Limitation of Liability:

Seller shall not be liable for consequent, special or contingent damages arising from breach of warranty, breach of contract, negligence or any other legal theory. Such damages include, but are not limited to, loss of profits or revenue, loss of the use of the goods, or any associated goods or equipment, cost of capital, cost of any substitute goods, facilities or services, downtime costs, or claims of Purchaser‘s customers for such damages. The discharge or Seller‘s warranty obligation hereunder shall constitute fullfillment of all liabilities of Seller to Purchaser, whether based on contract, negligence or otherwise with respect to the goods sold or provided hereunder.
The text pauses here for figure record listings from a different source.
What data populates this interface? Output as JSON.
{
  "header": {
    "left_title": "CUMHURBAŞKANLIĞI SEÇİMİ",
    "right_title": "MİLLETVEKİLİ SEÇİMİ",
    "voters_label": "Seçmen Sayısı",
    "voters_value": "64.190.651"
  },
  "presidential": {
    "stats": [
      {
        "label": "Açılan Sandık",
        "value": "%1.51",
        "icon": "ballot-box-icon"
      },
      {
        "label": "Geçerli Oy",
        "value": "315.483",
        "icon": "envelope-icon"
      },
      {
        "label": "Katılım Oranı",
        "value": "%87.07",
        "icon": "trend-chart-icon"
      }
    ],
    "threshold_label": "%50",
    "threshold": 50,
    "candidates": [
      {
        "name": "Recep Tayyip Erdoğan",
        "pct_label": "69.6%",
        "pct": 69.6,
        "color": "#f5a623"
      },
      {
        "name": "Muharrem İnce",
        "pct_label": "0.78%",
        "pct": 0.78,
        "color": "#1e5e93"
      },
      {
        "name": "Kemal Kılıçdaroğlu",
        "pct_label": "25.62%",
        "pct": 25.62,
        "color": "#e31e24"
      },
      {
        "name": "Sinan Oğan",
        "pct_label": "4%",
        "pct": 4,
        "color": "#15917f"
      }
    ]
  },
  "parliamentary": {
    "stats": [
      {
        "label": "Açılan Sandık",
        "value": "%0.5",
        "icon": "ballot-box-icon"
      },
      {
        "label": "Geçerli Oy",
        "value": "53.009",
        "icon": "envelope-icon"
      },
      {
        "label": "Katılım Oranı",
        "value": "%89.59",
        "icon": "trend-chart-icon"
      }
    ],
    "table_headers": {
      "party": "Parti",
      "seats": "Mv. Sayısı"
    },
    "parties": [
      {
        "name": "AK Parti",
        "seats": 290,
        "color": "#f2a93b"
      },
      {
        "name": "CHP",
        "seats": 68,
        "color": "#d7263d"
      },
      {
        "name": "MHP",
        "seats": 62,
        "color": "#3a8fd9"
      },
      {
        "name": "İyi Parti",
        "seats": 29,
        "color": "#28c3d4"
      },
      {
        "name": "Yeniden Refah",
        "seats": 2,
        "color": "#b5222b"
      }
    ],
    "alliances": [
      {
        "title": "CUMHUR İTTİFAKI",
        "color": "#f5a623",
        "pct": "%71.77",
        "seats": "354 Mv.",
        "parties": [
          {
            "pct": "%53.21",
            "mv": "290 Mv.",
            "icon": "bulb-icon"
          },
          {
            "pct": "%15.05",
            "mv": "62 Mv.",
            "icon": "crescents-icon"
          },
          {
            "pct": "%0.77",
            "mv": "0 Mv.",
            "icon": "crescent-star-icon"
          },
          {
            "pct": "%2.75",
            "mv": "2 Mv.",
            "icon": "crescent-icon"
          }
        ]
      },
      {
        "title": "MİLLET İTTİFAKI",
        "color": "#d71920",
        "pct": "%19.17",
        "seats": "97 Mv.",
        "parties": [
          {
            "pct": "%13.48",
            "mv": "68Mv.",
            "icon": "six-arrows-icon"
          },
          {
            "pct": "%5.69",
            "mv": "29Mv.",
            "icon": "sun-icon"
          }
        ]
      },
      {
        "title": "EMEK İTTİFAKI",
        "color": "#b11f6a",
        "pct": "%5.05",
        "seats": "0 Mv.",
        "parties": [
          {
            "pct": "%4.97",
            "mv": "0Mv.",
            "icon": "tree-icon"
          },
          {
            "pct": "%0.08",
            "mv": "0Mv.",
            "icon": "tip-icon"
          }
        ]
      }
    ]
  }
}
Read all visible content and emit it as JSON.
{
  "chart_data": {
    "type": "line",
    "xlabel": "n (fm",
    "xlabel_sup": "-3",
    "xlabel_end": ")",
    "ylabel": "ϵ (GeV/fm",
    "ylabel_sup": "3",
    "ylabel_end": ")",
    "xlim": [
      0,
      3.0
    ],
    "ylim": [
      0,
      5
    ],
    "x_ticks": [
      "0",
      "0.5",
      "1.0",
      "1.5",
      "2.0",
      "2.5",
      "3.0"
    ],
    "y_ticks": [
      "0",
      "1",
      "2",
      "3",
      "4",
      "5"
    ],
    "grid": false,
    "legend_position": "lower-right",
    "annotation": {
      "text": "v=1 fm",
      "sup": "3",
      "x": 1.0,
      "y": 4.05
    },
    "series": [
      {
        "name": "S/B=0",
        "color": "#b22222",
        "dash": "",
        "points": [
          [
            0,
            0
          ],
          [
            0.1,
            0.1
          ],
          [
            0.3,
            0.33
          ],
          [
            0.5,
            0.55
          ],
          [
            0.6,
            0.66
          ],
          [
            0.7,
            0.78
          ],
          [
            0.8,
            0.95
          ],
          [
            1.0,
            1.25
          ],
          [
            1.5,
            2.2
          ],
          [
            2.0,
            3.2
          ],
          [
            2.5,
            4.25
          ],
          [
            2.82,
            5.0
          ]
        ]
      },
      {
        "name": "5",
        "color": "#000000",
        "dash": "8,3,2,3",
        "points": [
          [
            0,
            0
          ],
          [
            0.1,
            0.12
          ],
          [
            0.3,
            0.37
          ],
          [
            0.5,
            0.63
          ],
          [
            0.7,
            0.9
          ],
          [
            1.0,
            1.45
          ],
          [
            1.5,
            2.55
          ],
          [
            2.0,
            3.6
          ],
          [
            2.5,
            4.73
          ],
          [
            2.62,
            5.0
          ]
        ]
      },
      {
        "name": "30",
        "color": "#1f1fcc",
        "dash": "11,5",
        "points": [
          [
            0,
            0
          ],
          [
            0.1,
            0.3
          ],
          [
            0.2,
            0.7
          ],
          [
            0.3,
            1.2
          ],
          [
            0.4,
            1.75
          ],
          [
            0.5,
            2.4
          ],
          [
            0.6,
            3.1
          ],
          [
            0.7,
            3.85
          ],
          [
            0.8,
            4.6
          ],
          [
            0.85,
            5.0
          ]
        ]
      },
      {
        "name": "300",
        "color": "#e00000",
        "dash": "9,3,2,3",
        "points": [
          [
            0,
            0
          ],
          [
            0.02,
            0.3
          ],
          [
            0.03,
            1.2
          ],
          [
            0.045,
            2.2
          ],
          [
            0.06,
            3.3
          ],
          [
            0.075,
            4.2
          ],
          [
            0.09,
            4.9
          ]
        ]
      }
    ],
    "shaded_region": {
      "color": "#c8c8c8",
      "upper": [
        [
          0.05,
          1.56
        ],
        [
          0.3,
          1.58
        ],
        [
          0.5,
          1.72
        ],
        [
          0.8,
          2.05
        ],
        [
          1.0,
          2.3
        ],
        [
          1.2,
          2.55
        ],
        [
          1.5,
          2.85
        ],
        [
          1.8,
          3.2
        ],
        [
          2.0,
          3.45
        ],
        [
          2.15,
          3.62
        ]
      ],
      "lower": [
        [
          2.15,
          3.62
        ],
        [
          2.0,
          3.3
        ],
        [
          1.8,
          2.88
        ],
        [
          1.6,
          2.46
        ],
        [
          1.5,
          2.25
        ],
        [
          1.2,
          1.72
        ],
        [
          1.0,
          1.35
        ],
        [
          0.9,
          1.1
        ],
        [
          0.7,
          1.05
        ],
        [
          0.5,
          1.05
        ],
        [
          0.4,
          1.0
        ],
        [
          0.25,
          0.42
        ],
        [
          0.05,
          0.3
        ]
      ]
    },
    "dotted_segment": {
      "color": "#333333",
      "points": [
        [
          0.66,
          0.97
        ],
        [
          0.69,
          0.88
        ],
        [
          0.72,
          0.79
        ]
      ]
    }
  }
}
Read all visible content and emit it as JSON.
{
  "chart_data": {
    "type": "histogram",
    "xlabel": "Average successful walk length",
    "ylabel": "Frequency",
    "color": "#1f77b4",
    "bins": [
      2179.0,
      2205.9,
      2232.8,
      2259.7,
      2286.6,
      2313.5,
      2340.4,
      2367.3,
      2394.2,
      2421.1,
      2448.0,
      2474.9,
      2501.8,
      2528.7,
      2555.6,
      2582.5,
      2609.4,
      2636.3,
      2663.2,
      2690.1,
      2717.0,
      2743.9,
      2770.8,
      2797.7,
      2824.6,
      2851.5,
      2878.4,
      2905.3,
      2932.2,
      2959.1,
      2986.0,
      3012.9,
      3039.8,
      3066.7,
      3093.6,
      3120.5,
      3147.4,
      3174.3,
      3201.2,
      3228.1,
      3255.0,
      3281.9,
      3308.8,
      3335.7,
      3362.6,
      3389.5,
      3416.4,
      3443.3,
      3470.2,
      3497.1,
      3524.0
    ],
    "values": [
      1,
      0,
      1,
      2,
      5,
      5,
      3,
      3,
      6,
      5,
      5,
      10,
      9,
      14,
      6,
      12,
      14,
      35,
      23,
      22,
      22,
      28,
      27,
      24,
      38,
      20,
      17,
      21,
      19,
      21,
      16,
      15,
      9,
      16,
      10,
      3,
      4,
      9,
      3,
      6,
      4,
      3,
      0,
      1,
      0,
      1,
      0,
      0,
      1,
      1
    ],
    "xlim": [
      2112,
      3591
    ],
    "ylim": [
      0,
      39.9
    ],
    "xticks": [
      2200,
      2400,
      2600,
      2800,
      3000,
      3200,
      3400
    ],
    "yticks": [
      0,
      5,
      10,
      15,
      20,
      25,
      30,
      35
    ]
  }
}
The remedies set forth herein shall be the exclusive remedies available to the Purchaser and in lieu of all other remedies, and the liability of Seller, whether in contract, in tort, under any warranty or otherwise, shall not exceed the price of the goods sold, supplied or furnished by Seller hereunder on which liability is based. Seller neither assumes nor authorizes any representative or ohter person to assume for it any obligation or liability other expressly set forth herein. Any suit or action arising out of or relating to this Agreement or the breach thereof, must be commenced within one (1) year after the cause of action has accrued. The foregoing shall not limit the time within which any suit or action must be brought to collect an amount agreed to be paid by Purchaser or to enforce a judgement or to collect any amount awarded thereunder. The sole purpose of the stipulated exclusive remedy shall be to provide Purchaser with a credit or replacement for, or the repair of, defective parts in the manner provided herein. This exclusive remedy shall not be deemed to have failed of its essential purpose so long as Seller is willing to credit Purchaser‘s account or repair or replace the defectice part(s) in the manner prescribed herein.